Solemos considerar que nuestra respiración y nuestra salud respiratoria es algo concedido. Sin embargo, el pulmón es un órgano
vital vulnerable a sufrir infecciones y lesiones. Estas alteraciones le impiden trabajar apropiadamente y esto repercute de
manera directa en la calidad de vida de las personas y de los que están a su alrededor [1]
Estas son algunas de las limitaciones que sufren las personas que viven con una enfermedad respiratoria crónica. Hablamos de asma,
de la enfermedad pulmonar obstructiva crónica (EPOC) y de la fibrosis quística. Estas enfermedades se caracterizan entre otras
cuestiones por una reducción en el flujo respiratorio. De ahí que los expertos señalen que constituyen un importante problema de salud pública a nivel mundial.

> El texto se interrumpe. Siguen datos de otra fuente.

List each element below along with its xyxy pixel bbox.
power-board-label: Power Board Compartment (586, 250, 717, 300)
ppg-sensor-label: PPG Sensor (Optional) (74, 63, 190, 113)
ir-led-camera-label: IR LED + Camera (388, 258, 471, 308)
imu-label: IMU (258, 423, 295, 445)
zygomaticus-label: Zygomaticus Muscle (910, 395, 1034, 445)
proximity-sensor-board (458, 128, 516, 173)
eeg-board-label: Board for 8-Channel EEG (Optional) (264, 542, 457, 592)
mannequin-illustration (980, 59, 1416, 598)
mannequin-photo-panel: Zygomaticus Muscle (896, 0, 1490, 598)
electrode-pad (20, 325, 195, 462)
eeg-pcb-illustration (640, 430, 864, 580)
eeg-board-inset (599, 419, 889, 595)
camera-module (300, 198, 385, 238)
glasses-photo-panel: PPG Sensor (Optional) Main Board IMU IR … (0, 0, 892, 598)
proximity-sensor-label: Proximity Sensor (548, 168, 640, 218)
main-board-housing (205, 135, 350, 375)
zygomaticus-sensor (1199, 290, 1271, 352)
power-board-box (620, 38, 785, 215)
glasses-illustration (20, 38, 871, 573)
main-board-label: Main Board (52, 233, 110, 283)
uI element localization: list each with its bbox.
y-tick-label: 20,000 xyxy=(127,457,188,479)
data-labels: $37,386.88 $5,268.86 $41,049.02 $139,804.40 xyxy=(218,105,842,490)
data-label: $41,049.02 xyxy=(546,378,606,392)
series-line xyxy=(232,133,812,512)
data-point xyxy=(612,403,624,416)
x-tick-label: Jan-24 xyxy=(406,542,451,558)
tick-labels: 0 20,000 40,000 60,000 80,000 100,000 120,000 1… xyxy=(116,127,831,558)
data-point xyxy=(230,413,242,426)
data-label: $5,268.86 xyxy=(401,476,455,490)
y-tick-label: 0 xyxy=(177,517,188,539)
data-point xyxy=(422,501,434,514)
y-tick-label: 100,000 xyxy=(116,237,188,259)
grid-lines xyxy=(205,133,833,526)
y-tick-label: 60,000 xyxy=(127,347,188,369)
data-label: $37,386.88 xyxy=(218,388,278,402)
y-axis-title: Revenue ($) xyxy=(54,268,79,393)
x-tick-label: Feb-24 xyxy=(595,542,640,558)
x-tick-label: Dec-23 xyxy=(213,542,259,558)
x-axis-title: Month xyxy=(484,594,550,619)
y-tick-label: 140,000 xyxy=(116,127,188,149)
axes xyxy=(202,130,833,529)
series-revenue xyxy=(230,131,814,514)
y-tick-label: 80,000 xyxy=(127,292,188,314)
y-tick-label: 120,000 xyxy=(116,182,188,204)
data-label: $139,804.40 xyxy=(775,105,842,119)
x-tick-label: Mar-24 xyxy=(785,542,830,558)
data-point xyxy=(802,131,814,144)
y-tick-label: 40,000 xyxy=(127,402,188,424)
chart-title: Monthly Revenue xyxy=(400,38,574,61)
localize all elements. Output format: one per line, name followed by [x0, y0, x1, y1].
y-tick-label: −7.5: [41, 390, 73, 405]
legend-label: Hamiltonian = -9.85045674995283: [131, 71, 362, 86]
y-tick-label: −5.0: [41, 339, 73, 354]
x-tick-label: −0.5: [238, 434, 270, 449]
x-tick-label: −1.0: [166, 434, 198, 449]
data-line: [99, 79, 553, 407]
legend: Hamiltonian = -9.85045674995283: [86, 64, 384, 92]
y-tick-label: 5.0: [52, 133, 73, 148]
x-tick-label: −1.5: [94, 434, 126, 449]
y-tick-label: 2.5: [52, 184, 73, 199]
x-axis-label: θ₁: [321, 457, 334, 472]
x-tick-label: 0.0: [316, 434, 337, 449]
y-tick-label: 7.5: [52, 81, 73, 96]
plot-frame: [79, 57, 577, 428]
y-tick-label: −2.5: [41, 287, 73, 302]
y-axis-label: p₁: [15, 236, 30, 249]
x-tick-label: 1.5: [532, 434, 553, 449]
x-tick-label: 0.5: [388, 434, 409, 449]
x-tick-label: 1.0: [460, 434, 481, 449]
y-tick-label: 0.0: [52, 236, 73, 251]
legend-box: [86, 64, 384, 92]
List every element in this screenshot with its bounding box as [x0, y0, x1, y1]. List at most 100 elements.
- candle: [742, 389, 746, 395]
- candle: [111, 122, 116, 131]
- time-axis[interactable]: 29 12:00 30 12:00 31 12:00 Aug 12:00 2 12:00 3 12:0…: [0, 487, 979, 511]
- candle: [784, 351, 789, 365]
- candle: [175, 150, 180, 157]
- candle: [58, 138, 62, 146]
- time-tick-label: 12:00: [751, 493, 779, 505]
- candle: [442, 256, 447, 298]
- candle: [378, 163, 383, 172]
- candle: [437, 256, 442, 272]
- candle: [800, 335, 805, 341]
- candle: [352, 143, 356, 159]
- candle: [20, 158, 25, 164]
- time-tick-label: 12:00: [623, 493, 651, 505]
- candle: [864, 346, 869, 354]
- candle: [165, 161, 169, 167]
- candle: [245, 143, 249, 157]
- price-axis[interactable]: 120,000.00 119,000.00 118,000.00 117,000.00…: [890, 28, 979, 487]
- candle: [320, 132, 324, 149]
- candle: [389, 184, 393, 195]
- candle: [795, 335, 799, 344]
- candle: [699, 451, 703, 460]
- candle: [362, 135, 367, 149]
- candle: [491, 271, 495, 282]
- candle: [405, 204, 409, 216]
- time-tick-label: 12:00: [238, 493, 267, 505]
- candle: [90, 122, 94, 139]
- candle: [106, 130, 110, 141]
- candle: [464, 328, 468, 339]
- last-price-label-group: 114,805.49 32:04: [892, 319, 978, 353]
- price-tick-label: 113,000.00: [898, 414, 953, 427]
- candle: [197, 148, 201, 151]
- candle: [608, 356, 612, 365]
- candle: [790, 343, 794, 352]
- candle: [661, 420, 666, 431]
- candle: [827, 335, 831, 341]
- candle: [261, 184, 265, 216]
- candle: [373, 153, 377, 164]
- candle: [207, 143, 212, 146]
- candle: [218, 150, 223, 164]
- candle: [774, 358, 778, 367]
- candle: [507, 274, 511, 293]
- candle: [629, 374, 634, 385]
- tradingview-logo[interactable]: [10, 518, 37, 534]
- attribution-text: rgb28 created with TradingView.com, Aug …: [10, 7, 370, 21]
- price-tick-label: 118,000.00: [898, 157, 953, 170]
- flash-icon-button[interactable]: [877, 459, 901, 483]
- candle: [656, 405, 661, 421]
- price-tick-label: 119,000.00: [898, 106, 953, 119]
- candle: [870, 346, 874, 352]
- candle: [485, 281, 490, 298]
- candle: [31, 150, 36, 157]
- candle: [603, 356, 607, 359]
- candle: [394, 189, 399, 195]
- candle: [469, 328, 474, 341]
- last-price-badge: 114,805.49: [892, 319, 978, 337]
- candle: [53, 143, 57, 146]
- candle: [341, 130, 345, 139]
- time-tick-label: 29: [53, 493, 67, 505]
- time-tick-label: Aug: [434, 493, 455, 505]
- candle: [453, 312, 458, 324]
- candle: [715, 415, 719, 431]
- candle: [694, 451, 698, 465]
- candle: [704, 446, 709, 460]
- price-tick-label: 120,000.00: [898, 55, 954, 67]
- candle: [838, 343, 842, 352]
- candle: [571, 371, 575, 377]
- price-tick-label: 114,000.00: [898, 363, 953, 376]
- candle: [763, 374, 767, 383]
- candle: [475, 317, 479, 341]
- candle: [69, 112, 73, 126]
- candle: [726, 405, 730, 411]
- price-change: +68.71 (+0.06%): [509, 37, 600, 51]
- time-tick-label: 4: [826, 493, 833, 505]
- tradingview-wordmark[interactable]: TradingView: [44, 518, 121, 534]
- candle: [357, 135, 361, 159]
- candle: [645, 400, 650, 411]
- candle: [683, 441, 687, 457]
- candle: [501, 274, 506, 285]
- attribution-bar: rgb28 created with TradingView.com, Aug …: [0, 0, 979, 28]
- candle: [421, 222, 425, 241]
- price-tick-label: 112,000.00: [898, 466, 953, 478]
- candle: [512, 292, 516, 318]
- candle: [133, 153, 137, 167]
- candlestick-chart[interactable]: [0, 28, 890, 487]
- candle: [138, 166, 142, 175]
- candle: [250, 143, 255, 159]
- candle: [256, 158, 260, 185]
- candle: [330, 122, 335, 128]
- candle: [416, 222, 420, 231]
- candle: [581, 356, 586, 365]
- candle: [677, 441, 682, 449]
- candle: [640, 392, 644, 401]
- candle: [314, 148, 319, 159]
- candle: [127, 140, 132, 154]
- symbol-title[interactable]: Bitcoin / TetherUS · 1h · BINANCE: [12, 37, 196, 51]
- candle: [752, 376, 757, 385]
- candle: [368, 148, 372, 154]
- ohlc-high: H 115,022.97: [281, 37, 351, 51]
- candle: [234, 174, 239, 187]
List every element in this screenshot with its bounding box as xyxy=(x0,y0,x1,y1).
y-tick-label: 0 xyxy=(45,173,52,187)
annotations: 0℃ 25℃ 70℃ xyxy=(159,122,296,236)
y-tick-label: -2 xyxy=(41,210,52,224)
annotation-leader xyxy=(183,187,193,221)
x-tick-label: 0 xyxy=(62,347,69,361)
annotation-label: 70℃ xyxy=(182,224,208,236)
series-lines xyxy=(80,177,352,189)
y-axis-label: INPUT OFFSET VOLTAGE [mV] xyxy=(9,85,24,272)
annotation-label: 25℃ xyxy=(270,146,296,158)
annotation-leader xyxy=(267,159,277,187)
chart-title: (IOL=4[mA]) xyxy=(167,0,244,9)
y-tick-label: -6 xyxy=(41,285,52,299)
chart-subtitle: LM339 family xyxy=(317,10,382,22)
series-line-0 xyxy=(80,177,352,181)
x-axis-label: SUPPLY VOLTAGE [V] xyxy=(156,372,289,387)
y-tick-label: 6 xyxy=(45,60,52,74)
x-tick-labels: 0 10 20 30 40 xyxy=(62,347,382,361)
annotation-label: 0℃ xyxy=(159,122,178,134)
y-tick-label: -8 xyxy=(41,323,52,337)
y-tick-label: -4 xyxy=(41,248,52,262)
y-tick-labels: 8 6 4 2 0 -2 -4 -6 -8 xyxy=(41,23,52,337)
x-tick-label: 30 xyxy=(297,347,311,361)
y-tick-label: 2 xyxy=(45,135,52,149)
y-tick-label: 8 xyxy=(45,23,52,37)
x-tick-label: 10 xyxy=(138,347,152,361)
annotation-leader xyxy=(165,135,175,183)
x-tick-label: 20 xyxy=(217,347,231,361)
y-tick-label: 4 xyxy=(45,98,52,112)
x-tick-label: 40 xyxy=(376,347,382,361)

Las enfermedades respiratorias son las principales causas de muerte y discapacidad en el mundo. Según estimaciones de la
OMS (2004), hay unos 235 millones de personas que padecen asma y 64 millones que sufren enfermedad pulmonar obstructiva crónica (EPOC)[1].
En España, las enfermedades respiratorias ocupan el tercer lugar entre las dolencias más mortales. Según los datos del Instituto
Nacional de Estadística (INE), en 2016 se produjeron 46.812 muertes por enfermedades pulmonares, lo que supone un 11,4% del total
de defunciones registradas anualmente en la geografía española.